GUEST CHEF VALERIE DUEÑAS
Earlier this year I had the pleasure of working with Valerie Dueñas of Cocina House - located in Pasadena, California. She made the journey here to Phoenix to work with me and my team for an event showcasing Native foods of the Southwest. Her gentle spirit speaks through her food, and I am grateful to her for sharing this recipe and information with us for my first guest chef contribution.
"I chose this recipe, because as someone with autoimmune issues and lactose intolerance, it hasn't been easy finding breakfast foods that I can digest well. The SAD (standard American diet) typically includes sugary, high glycemic starch, milk, and fatty meats, so I've had to research protein packed, nutrient dense, yet light foods on my own. Along the way, I've learned that a lot of the ingredients on the health food market have their origins in a big part of my Mexican culture and ancestry and are Native Turtle Island ingredients.
I consider this recipe healing firstly, because I feel tied emotionally to some of the ingredients. When I traveled to Mexico as a kid the flavors of amaranth and fresh pecans where present in sweet treats that I loved eating. The nutritional content comes next, for example there's: protein and omega 3 fatty acids in chia, and essential trace minerals in nuts and seeds (pumpkin seeds contain the very important mineral magnesium), and energy and muscle building amino acid lysine which is found in amaranth, not to mention the antioxidants in berries and turmeric, and fiber in figs.

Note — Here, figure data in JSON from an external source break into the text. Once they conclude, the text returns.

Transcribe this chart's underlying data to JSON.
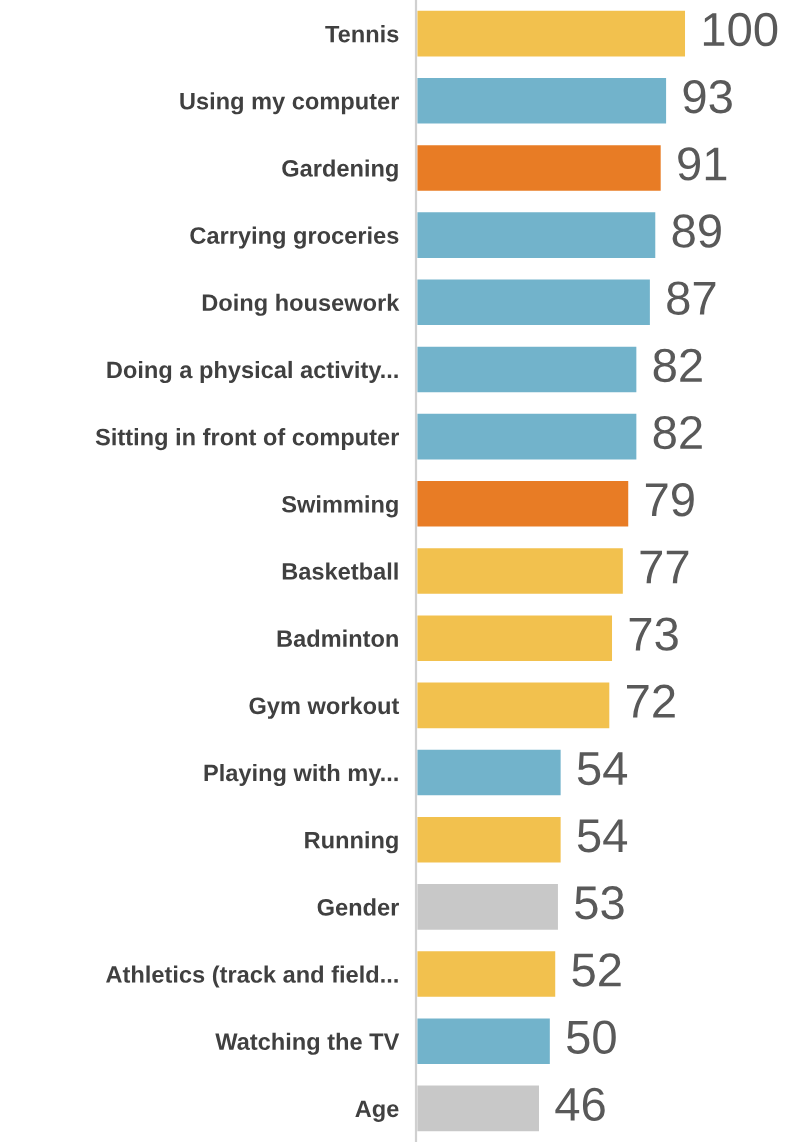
{
  "chart_data": {
    "type": "bar",
    "orientation": "horizontal",
    "data_labels": true,
    "grid": false,
    "legend": false,
    "categories": [
      "Tennis",
      "Using my computer",
      "Gardening",
      "Carrying groceries",
      "Doing housework",
      "Doing a physical activity...",
      "Sitting in front of computer",
      "Swimming",
      "Basketball",
      "Badminton",
      "Gym workout",
      "Playing with my...",
      "Running",
      "Gender",
      "Athletics (track and field...",
      "Watching the TV",
      "Age"
    ],
    "values": [
      100,
      93,
      91,
      89,
      87,
      82,
      82,
      79,
      77,
      73,
      72,
      54,
      54,
      53,
      52,
      50,
      46
    ],
    "colors": [
      "#f2c14e",
      "#72b3cb",
      "#e87c25",
      "#72b3cb",
      "#72b3cb",
      "#72b3cb",
      "#72b3cb",
      "#e87c25",
      "#f2c14e",
      "#f2c14e",
      "#f2c14e",
      "#72b3cb",
      "#f2c14e",
      "#c8c8c8",
      "#f2c14e",
      "#72b3cb",
      "#c8c8c8"
    ]
  }
}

Chia also helps with bowel movements, but it should be noted that a chia breakfast should be accompanied by drinking a healthy amount of water all day, as high fiber foods can sometimes cause you to feel bloated if you are not drinking enough water (however the bloat will go away for most as soon as you have a bowel movement)". - Chef Valerie Dueñas
BREAKFAST CHIA PUDDING WITH PECAN-AMARANTH MILK (adapted from a recipe created for Golden Hour Herbal Company)
SERVES 1
AMARANTH - PECAN MILK
14 oz. Pecan milk*
1 T. amaranth flour
2 T. maple syrup
½ tsp. cinnamon
CHIA AND FRUIT BLEND
2 ½ T. white or black chia
1/8 C. chopped nuts (pre-soaked) or pumpkin seeds
1/8 C. blueberries
Several slices seasonal low acid fruit
(i.e. fig, banana)
Turmeric powder
STEPS:
*Pecan Milk: Prepare in advance by soaking 1 cup of pecans in warm water with ½ tsp sea salt, for 7-24 hours. When preparing the milk, drain and rinse pecans, add to high -peed blender with 4 cups spring water. Pour contents into nut milk bag and hand press milk. Yields about 3 ¾ cups milk.

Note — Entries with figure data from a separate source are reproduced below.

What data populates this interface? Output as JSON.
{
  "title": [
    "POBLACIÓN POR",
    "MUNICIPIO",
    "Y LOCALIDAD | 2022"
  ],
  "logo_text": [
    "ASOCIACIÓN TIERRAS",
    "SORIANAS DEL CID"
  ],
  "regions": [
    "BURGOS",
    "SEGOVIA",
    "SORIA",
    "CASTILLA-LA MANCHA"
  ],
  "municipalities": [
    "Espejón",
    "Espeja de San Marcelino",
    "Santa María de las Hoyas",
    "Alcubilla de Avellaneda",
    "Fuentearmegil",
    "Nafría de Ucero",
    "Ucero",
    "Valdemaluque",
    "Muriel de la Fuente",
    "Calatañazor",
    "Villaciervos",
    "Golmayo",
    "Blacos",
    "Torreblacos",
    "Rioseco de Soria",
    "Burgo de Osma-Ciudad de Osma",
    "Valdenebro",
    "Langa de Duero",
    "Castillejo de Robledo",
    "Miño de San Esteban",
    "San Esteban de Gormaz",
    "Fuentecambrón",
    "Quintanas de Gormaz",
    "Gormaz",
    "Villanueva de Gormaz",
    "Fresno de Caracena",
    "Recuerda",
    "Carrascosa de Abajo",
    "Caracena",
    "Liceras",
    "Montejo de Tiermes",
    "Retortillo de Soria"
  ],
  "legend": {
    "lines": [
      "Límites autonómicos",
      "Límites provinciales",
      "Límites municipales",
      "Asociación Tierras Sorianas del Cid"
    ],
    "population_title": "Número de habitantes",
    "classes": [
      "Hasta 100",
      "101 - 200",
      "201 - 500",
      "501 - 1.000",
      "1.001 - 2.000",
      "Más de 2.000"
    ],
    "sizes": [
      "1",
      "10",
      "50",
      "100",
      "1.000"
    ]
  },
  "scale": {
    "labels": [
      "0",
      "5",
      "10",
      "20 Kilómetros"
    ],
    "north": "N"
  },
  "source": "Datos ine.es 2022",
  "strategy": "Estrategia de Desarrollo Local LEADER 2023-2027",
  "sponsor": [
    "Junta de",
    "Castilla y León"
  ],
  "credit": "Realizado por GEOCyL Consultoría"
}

Add 14 oz. pecan milk, amaranth flour, maple syrup, and cinnamon to a high-speed blender. Blend on high for about 10 seconds. Pour into saucepan and heat on medium until warm (slightly warmer than body temperature), but do not allow it to become hot or boil. Cool if needed, set aside. In a 16 oz. mason jar, add the chia, walnuts, and berries. Pour in the Amaranth Pecan milk. Whisk the chia blend slightly with a fork to ensure that no seed clumps are sticking to the bottom or sides of the jar.

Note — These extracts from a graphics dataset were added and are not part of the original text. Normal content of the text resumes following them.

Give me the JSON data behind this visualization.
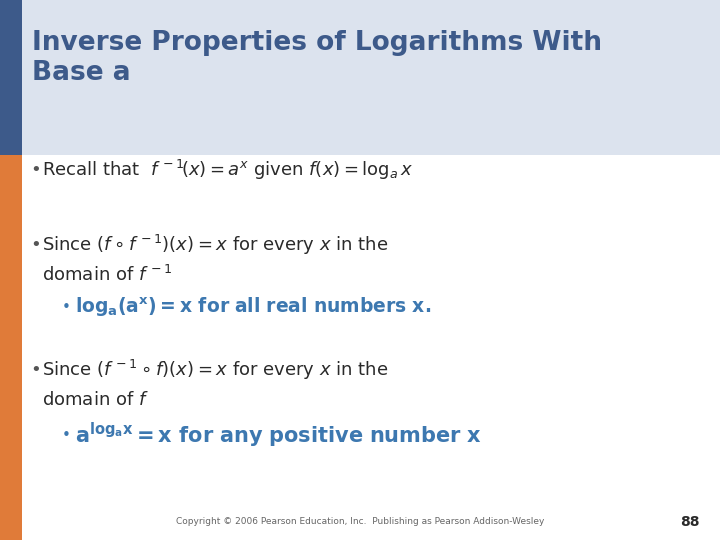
{
  "title_line1": "Inverse Properties of Logarithms With",
  "title_line2": "Base a",
  "title_color": "#3d5a8a",
  "title_fontsize": 19,
  "bg_color": "#ffffff",
  "blue_bar_color": "#3d5a8a",
  "orange_bar_color": "#e07b39",
  "bullet_color": "#555555",
  "text_color": "#2a2a2a",
  "highlight_color": "#3d78b0",
  "copyright": "Copyright © 2006 Pearson Education, Inc.  Publishing as Pearson Addison-Wesley",
  "page_number": "88",
  "body_fontsize": 13,
  "sub_highlight_fontsize": 13.5,
  "main_highlight_fontsize": 15
}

Close lid tightly and shake vigorously. Allow chia seeds to sit and expand for at least 20 minutes. There should be a clear gelatinous coating around each chia seed, and the overall texture will be not be too thick; it should be dense enough to spoon, but should slide off your spoon easily. Add fruit slices to the top of the jar (fruit may be diced as well to fit more easily). Top with a light sprinkling of turmeric. Close lid tightly. Can be served in a bowl as well, as pictured. Best served warmed or at room temperature, but will keep in refrigerator for up to 5 days.